Summary of the Literature
GCED is a contested concept, leading a number of researchers to develop GCED typologies to better understand its practice (Dill, 2013; Oxley & Morris, 2013; Pashby et al., 2020; Veugelers, 2011). Andreotti (2006) initiated this direction when she critiqued the common soft forms of GCED and called for more critical approaches. The mainstream, soft forms of GCED tend to emphasize decontextualized global issues and abstract notions of a common global community at the expense of engagement with local issues and situated action within local communities (Andreotti, 2006; Franch, 2020, Kim, 2021). This is relevant to the context of international schools, which often present values of GCED in their missions, but struggle to develop local connections or engage in local action (Bunnell, 2005; Hughes, 2020; Lillo, 2019). This is in spite of the common practice of service-learning in international schools (Daly et al. 2022; Gillman & Lavender, 2022; Lillo, 2019; Wasner, 2016; Watson et al. 2022).
Conclusions
My personal experience has been in international schools rooted in the history of liberal internationalism. These schools often speak of global citizenship, but tend to emphasize softer forms of GCED, particularly forms that align with Franch’s (2020) cosmopolitan humanism approach. This may help to explain why many international schools struggle with local engagement, despite often emphasizing its value in their mission statements.
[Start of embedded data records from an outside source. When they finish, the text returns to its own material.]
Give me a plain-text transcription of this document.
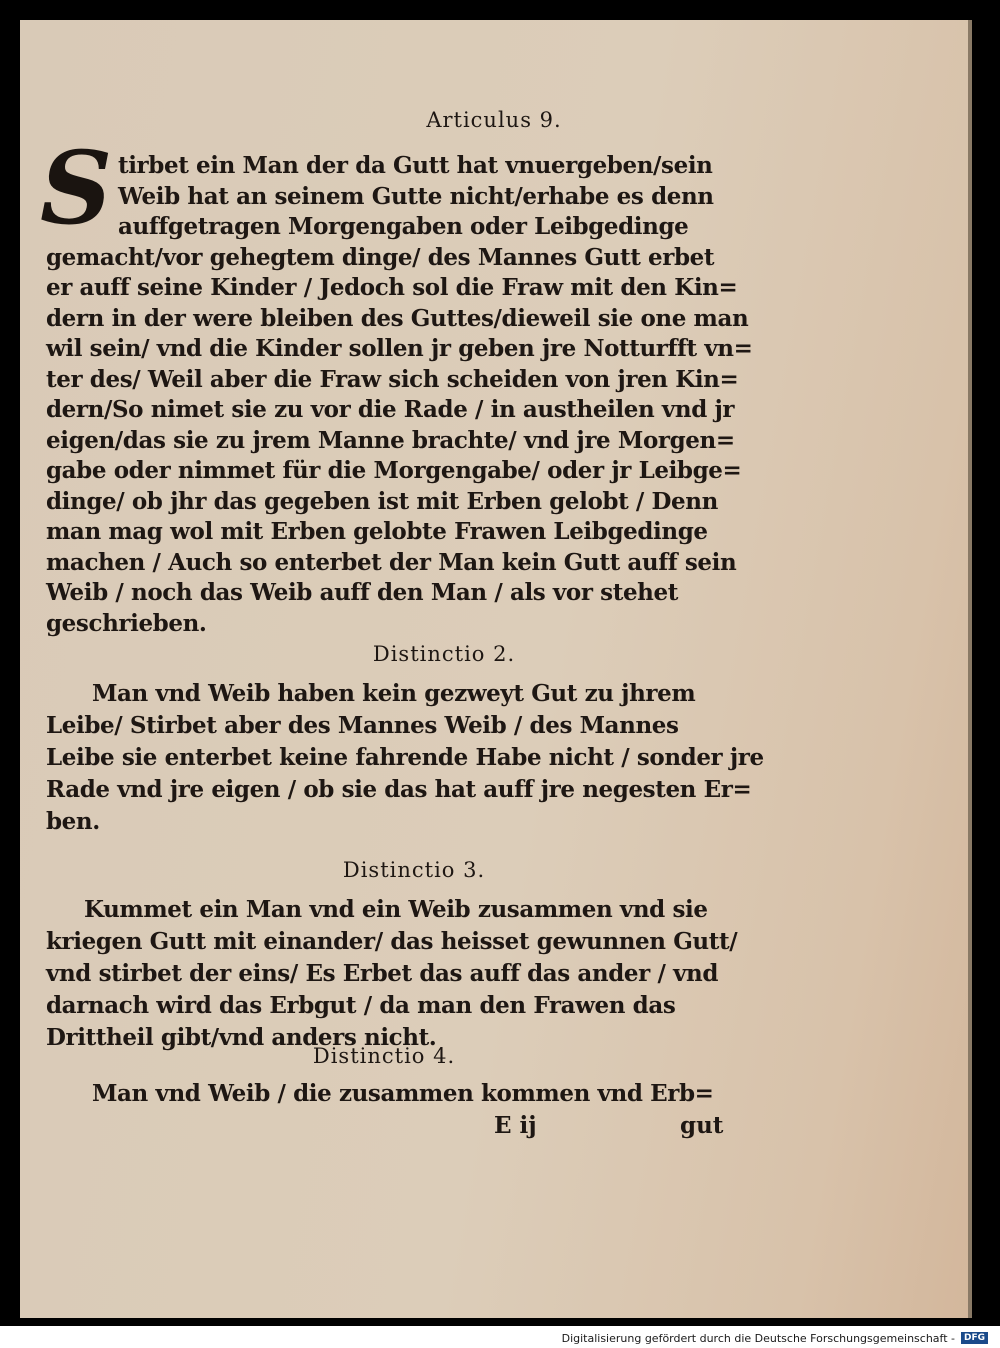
Articulus 9.
S tirbet ein Man der da Gutt hat vnuergeben/sein
Weib hat an seinem Gutte nicht/erhabe es denn
auffgetragen Morgengaben oder Leibgedinge
gemacht/vor gehegtem dinge/ des Mannes Gutt erbet
er auff seine Kinder / Jedoch sol die Fraw mit den Kin=
dern in der were bleiben des Guttes/dieweil sie one man
wil sein/ vnd die Kinder sollen jr geben jre Notturfft vn=
ter des/ Weil aber die Fraw sich scheiden von jren Kin=
dern/So nimet sie zu vor die Rade / in austheilen vnd jr
eigen/das sie zu jrem Manne brachte/ vnd jre Morgen=
gabe oder nimmet für die Morgengabe/ oder jr Leibge=
dinge/ ob jhr das gegeben ist mit Erben gelobt / Denn
man mag wol mit Erben gelobte Frawen Leibgedinge
machen / Auch so enterbet der Man kein Gutt auff sein
Weib / noch das Weib auff den Man / als vor stehet
geschrieben.
Distinctio 2.
Man vnd Weib haben kein gezweyt Gut zu jhrem
Leibe/ Stirbet aber des Mannes Weib / des Mannes
Leibe sie enterbet keine fahrende Habe nicht / sonder jre
Rade vnd jre eigen / ob sie das hat auff jre negesten Er=
ben.
Distinctio 3.
Kummet ein Man vnd ein Weib zusammen vnd sie
kriegen Gutt mit einander/ das heisset gewunnen Gutt/
vnd stirbet der eins/ Es Erbet das auff das ander / vnd
darnach wird das Erbgut / da man den Frawen das
Drittheil gibt/vnd anders nicht.
Distinctio 4.
Man vnd Weib / die zusammen kommen vnd Erb=
E ij	gut
Digitalisierung gefördert durch die Deutsche Forschungsgemeinschaft -	DFG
There are a number of critiques of the cosmopolitan humanism approach to GCED. Critics have pointed to its elite nature, that it is a privileged form of education for a globally mobile class (Bates, 2012; Gardner-McTaggart, 2014; Goren & Yemini, 2016; Goren & Yemini, 2017b; Jones & Perreras, 2022). Others point to the idealism of cosmopolitan humanism, which celebrates a common humanity and the diversity of world cultures without engaging with the real people and culture of the school’s local context (Gardner-McTaggart, 2014; Kim, 2021; Parejo, 2022; Wasner et al., 2022). The cosmopolitan humanism approach focuses on an equivalency-in-diversity of all peoples and cultures, but neglects the social hierarchies of our world and the structures of power that perpetuate them; it both avoids questions of injustice, and fails to act upon them (Andreotti, 2006; Franch, 2020; Watson et al., 2022). As emphasized by a critical pedagogy of place, action requires “situated praxis” (Kim, 2021, p. 130), which is regularly absent in a cosmopolitan humanism form of GCED. Finally, critics argue that the appeal to universalism within mainstream GCED is actually Western-centricism in disguise (Andreotti, 2006; Bates, 2012; Gardner-McTaggart, 2014; Parejo et al., 2022; Pashby & Costa, 2021). In order to decolonize GCED, schools must question dominant Western epistemologies, and foreground marginalized voices. This requires engagement with the voices of real people in real local communities.